Fue el mismo año en que los flemáticos servicios británicos convirtieron al líder de la irlandesa Liga de Orange en un cedazo de carne, hecho con veintitrés disparos de una Browning; el mismo año en que las milicias de la Irish Revenge transformaron al jefe general de la Scotland Yard en un puzzle de trescientas cuarenta y ocho piezas imposibles de armar, con los siete kilos de trotyl que pusieron debajo de su flamante Jaguar V 12. Fue el mismo año, en fin, en que, siete mil millas al sur, la Real Marina hacía del buque Manuel Belgrano una brasa crepitante que hervía las aguas heladas mientras se hundía de culo hacia el fondo del Atlántico.
Aquel mismo año, Segundo Manuel Rattaghan se presentó como voluntario a las reservas del ejército con un único y secreto propósito. Dos días después, Rattaghan era un recluta rapado, aturdido y metido en un uniforme de soldado raso dos números mayor que su exiguo talle. Le colgaron una mochila a los hombros, y, junto con otros diecinueve hombres, lo arriaron hasta un Unimog desvencijado, lo bajaron en la base aérea del Palomar, lo hicieron subir por el trasero abierto en flor de un Hércules y, al día siguiente, lo bajaron en el flamante Puerto Argentino.
La división de voluntarios que integraba Segundo Rattaghan estaba a cargo del teniente Severino Sosa, un correntino semianalfabeto y aterrado que, hasta entonces, suponía que la guerra consistía en torturar y matar prisioneros maniatados y quebrados, secuestrar mujeres y saquear casas de civiles desarmados. Pero ahora, en aquel compás de espera, bajo la amenaza lenta pero segura del arribo de un enemigo que habría de llegar desde el cielo y el mar, no podía evitar un terror que le vaciaba las tripas. Su tropa tenía la misión de llegar por tierra hasta Ganso Verde y a su paso minar toda la franja de playa de punta a punta. En Ganso Verde se unirían a otra división y avanzarían hasta la orilla de la Gran Malvina, dónde tenían que cavar las trincheras para resistir el desembarco enemigo.
El soldado Rattaghan no hablaba con nadie. No parecía mostrar ninguna preocupación ante la llegada del enemigo. Se diría que la inminencia de la guerra lo tenía sin el menor cuidado. No mostraba signos de frío ni de hambre ni de miedo, ni siquiera de tedio durante aquellas eternas horas muertas de la espera. Podía adivinarse que su propósito era otro. Que había llegado a Malvinas para librar su propia guerra.

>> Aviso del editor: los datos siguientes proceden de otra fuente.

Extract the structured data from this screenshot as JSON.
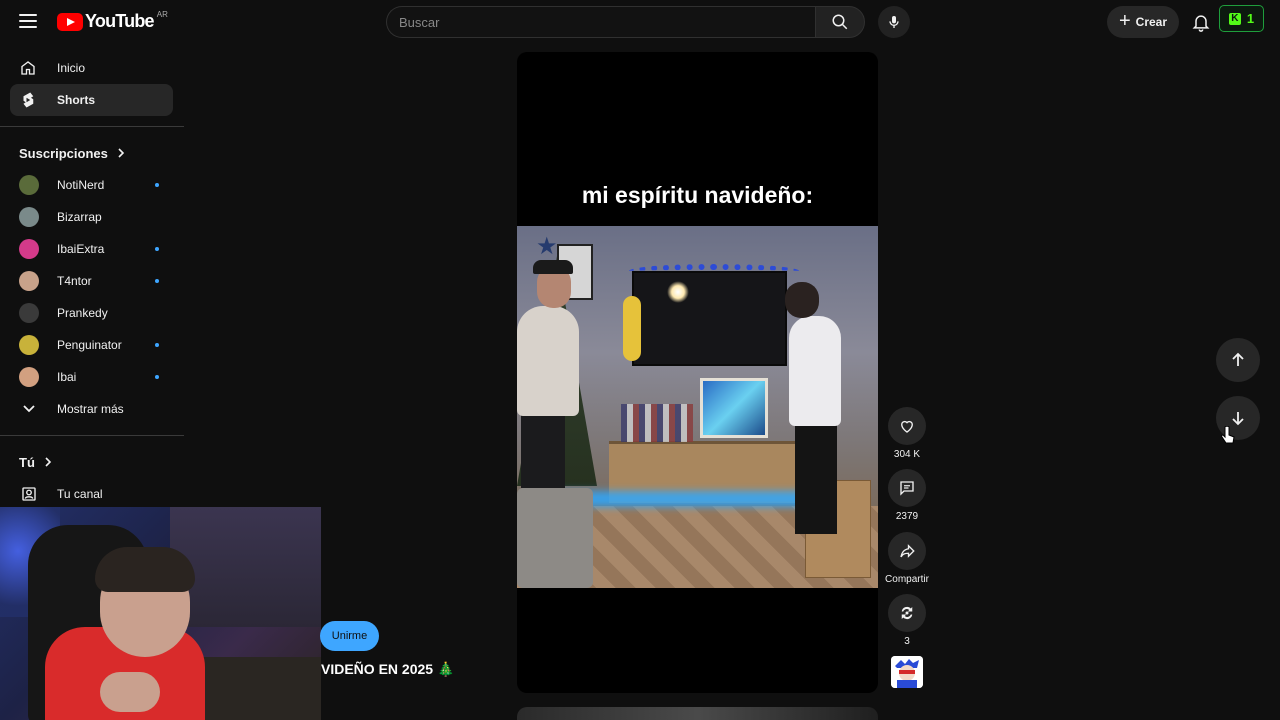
{
  "header": {
    "logo_text": "YouTube",
    "logo_country": "AR",
    "search_placeholder": "Buscar",
    "create_label": "Crear",
    "kick_count": "1"
  },
  "sidebar": {
    "main": [
      {
        "label": "Inicio",
        "icon": "home-icon"
      },
      {
        "label": "Shorts",
        "icon": "shorts-icon",
        "active": true
      }
    ],
    "subscriptions_title": "Suscripciones",
    "subscriptions": [
      {
        "label": "NotiNerd",
        "live": true,
        "color": "#5a6b3a"
      },
      {
        "label": "Bizarrap",
        "live": false,
        "color": "#7a8a8a"
      },
      {
        "label": "IbaiExtra",
        "live": true,
        "color": "#d43a8a"
      },
      {
        "label": "T4ntor",
        "live": true,
        "color": "#c8a28a"
      },
      {
        "label": "Prankedy",
        "live": false,
        "color": "#3a3a3a"
      },
      {
        "label": "Penguinator",
        "live": true,
        "color": "#c8b23a"
      },
      {
        "label": "Ibai",
        "live": true,
        "color": "#d2a080"
      }
    ],
    "show_more": "Mostrar más",
    "you_title": "Tú",
    "your_channel": "Tu canal"
  },
  "overlay": {
    "join_label": "Unirme",
    "live_title": "VIDEÑO EN 2025 🎄"
  },
  "short": {
    "caption": "mi espíritu navideño:",
    "likes": "304 K",
    "comments": "2379",
    "share": "Compartir",
    "remix": "3"
  },
  "colors": {
    "background": "#0f0f0f",
    "accent": "#3ea6ff",
    "brand": "#ff0000",
    "kick": "#53fc18"
  }
}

El teniente Severino Sosa había encontrado que, para morigerar el miedo propio e infundirse ánimos, tenía que mantener a la tropa permanentemente aterrada con gritos, amenazas y humillaciones. El teniente no podía tolerar la pasmosa tranquilidad del soldado Segundo Rattaghan. Miraba a su subordinado con una mezcla de aprensión, recelo y cierto temor que se resumía en un desprecio que pronto habría de desaguar en odio. No hubiese habido forma de hacerle entender al teniente que aquel apellido no era inglés, sino irlandés y que un irlandés -o su descendencia- era una entidad completamente diferente la de un inglés. Por añadidura, a último momento, el teniente había sido notificado por la comandancia de que el voluntario Rattaghan tenía un hermano mayor cuyo paradero aquella misma comandancia decía desconocer, aunque se presumía -según un parte del ministerio- que su denunciada desaparición había sido voluntaria y ahora, quizá, se hallara en el exterior o, quién sabe, tal vez hubiera sido muerto por sus propios camaradas de armas marxistas-leninistas. Lo cierto es que el soldado Rattaghan había presenciado, siete años antes, cómo su hermano había sido sacado de su cuarto, arrastrado por los pelos los pelos escaleras abajo hasta la calle y molido a patadas por incontables borceguíes iguales a los que él mismo ahora llevaba puestos y así, medio muerto y a la rastra, lo habían tirado sobre la caja de un Unimog idéntico al que había transportado al soldado Rattaghan a la base aérea. Desde entonces, jamás volvió a ver a su hermano mayor.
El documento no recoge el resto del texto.